As we prepare to tuck the year 2020 under our belts and reflect on the events that have occurred, hopefully we can do so without flinching, ducking or running away. It has been a year of tragedies, drama and division. Perhaps the holidays will lift spirits and dampen the discord that seems to be widespread.
But with the unprecedented activities of separation that leaves many without much to look forward to, we may want to remember Christmases past. I have written other articles that mostly touched on gifts that were given or received. I feel that the gifts that mean the most are the ones that we cannot hold in our hands or reach out and touch. When we think of loved ones whoare no longer in our lives, that memory of them means more than any wrapped present. Watching old home movies or looking at photos of years past often brings tears to our eyes and an ache in our hearts.

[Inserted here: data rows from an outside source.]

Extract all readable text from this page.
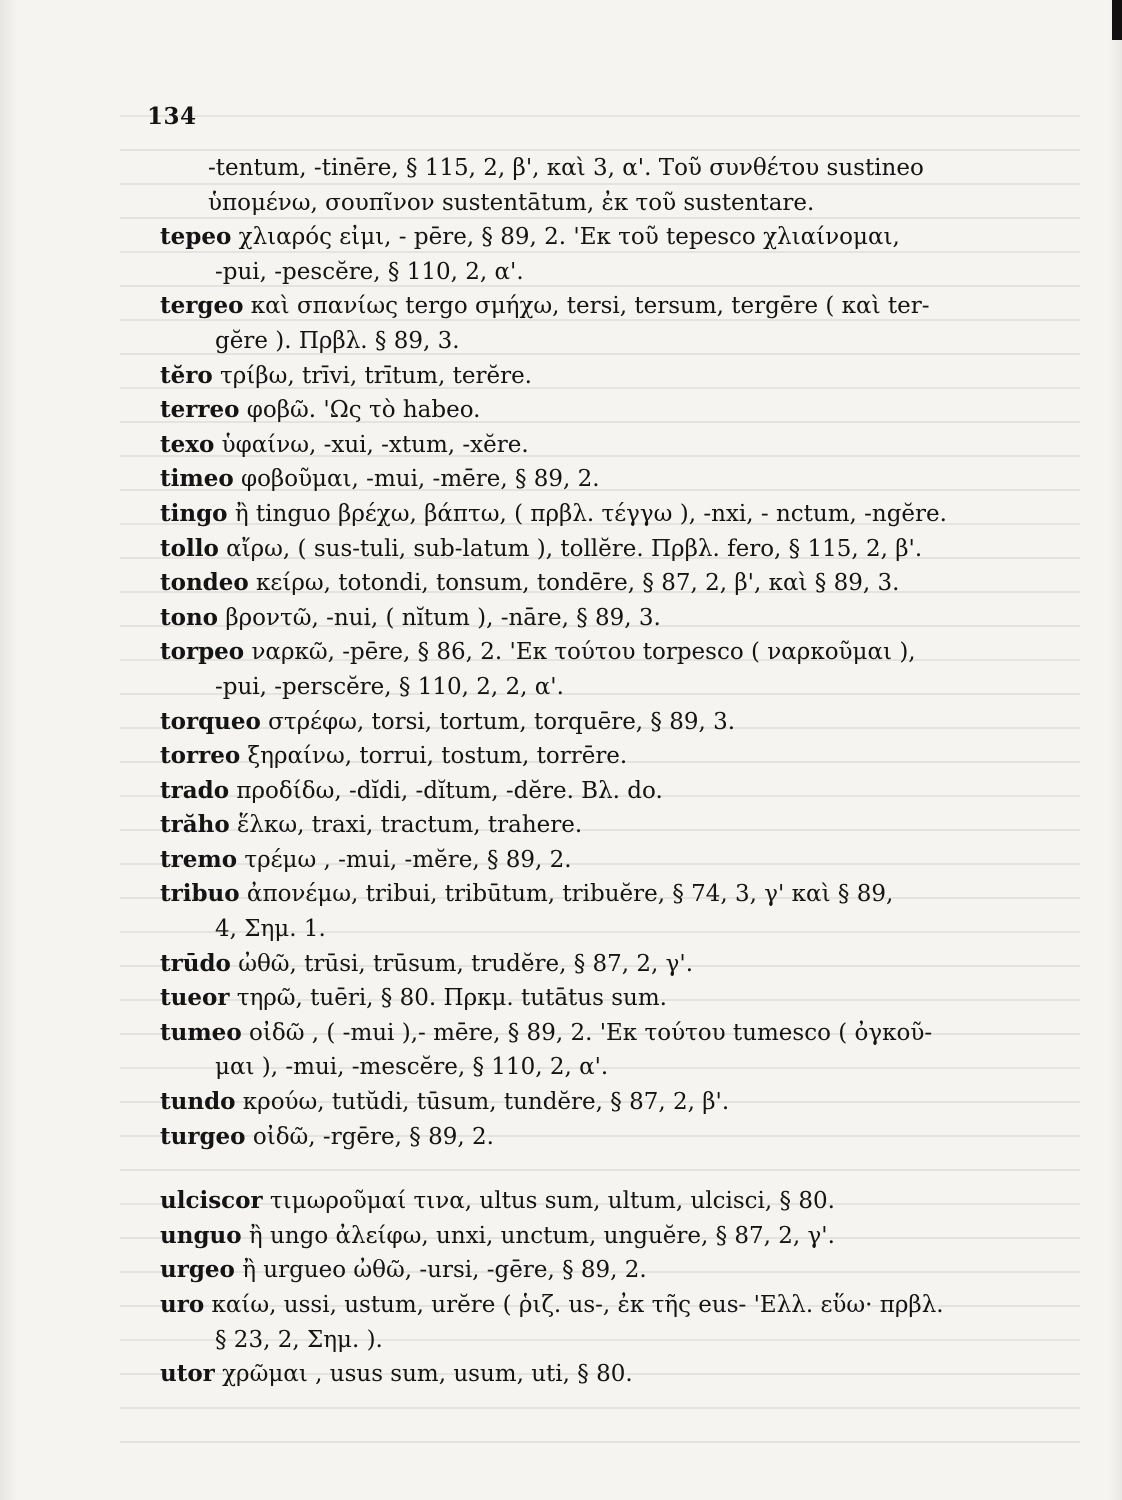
134
-tentum, -tinēre, § 115, 2, β', καὶ 3, α'. Τοῦ συνθέτου sustineo
ὑπομένω, σουπῖνον sustentātum, ἐκ τοῦ sustentare.
tepeo χλιαρός εἰμι, - pēre, § 89, 2. 'Εκ τοῦ tepesco χλιαίνομαι,
-pui, -pescĕre, § 110, 2, α'.
tergeo καὶ σπανίως tergo σμήχω, tersi, tersum, tergēre ( καὶ ter-
gĕre ). Πρβλ. § 89, 3.
tĕro τρίβω, trīvi, trītum, terĕre.
terreo φοβῶ. 'Ως τὸ habeo.
texo ὑφαίνω, -xui, -xtum, -xĕre.
timeo φοβοῦμαι, -mui, -mēre, § 89, 2.
tingo ἢ tinguo βρέχω, βάπτω, ( πρβλ. τέγγω ), -nxi, - nctum, -ngĕre.
tollo αἴρω, ( sus-tuli, sub-latum ), tollĕre. Πρβλ. fero, § 115, 2, β'.
tondeo κείρω, totondi, tonsum, tondēre, § 87, 2, β', καὶ § 89, 3.
tono βροντῶ, -nui, ( nĭtum ), -nāre, § 89, 3.
torpeo ναρκῶ, -pēre, § 86, 2. 'Εκ τούτου torpesco ( ναρκοῦμαι ),
-pui, -perscĕre, § 110, 2, 2, α'.
torqueo στρέφω, torsi, tortum, torquēre, § 89, 3.
torreo ξηραίνω, torrui, tostum, torrēre.
trado προδίδω, -dĭdi, -dĭtum, -dĕre. Βλ. do.
trăho ἕλκω, traxi, tractum, trahere.
tremo τρέμω , -mui, -mĕre, § 89, 2.
tribuo ἀπονέμω, tribui, tribūtum, tribuĕre, § 74, 3, γ' καὶ § 89,
4, Σημ. 1.
trūdo ὠθῶ, trūsi, trūsum, trudĕre, § 87, 2, γ'.
tueor τηρῶ, tuēri, § 80. Πρκμ. tutātus sum.
tumeo οἰδῶ , ( -mui ),- mēre, § 89, 2. 'Εκ τούτου tumesco ( ὀγκοῦ-
μαι ), -mui, -mescĕre, § 110, 2, α'.
tundo κρούω, tutŭdi, tūsum, tundĕre, § 87, 2, β'.
turgeo οἰδῶ, -rgēre, § 89, 2.
ulciscor τιμωροῦμαί τινα, ultus sum, ultum, ulcisci, § 80.
unguo ἢ ungo ἀλείφω, unxi, unctum, unguĕre, § 87, 2, γ'.
urgeo ἢ urgueo ὠθῶ, -ursi, -gēre, § 89, 2.
uro καίω, ussi, ustum, urĕre ( ῥιζ. us-, ἐκ τῆς eus- 'Ελλ. εὕω· πρβλ.
§ 23, 2, Σημ. ).
utor χρῶμαι , usus sum, usum, uti, § 80.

Even when I watch Hallmark Christmas specials and other television shows, they often bring on tears and warm feelings. I remember a scene from “The Waltons” episode, “The Homecoming,” airing in December 1971. When a neighbor dropped in on the Waltons and mentioned that a missionary woman was handing out presents at Godsey’s Mercantile, the children wanted to go. Their mother reluctantly agreed. When they arrived, they found out that they had to recite a Bible verse before they could get a gift. The youngest son, Jim-Bob, had trouble remembering one, and his sister, Mary Ellen, told him the shortest verse in the Bible, “Jesus wept,” and he got his present.
Gifts of sweet stuff and food are always welcomed. My mother had an uncle who lived in Seattle, Washington, and ran a candy factory. She spoke of the hard, colorful spun-sugar candy woven and made into baskets. It was a special treat for a farm girl in the foothills of the Blue Ridge Mountains. She said they were beautiful, and there was only a moment of hesitation before breaking off the first piece, thus destroying the beauty of the basket.
In 1961, my mom received a recipe for red velvet cake from Mrs. Leta Whisnant, a member of her ladies’ home demonstration club. She had the top. It is different from most red velvet cakes made today. The frosting is not made with cream cheese.
Speaking of food for the holidays, I know everyone has a favorite dish. But with the extra pounds that have clung unto many of us due to staying inside and lack of exercise, any reference to food could be taken as a taunt. The favorites of most of the folks I asked were: homemade lasagna, seafood chowder, divinity, pecan cake, ham, sausage balls and fudge. Oh, and of course, red velvet cake.
I sincerely hope that everyone stays safe throughout the rest of 2020 and if you missed warm hugs from friends and family this year and over the holidays, let them know that you love them in a most virtual way.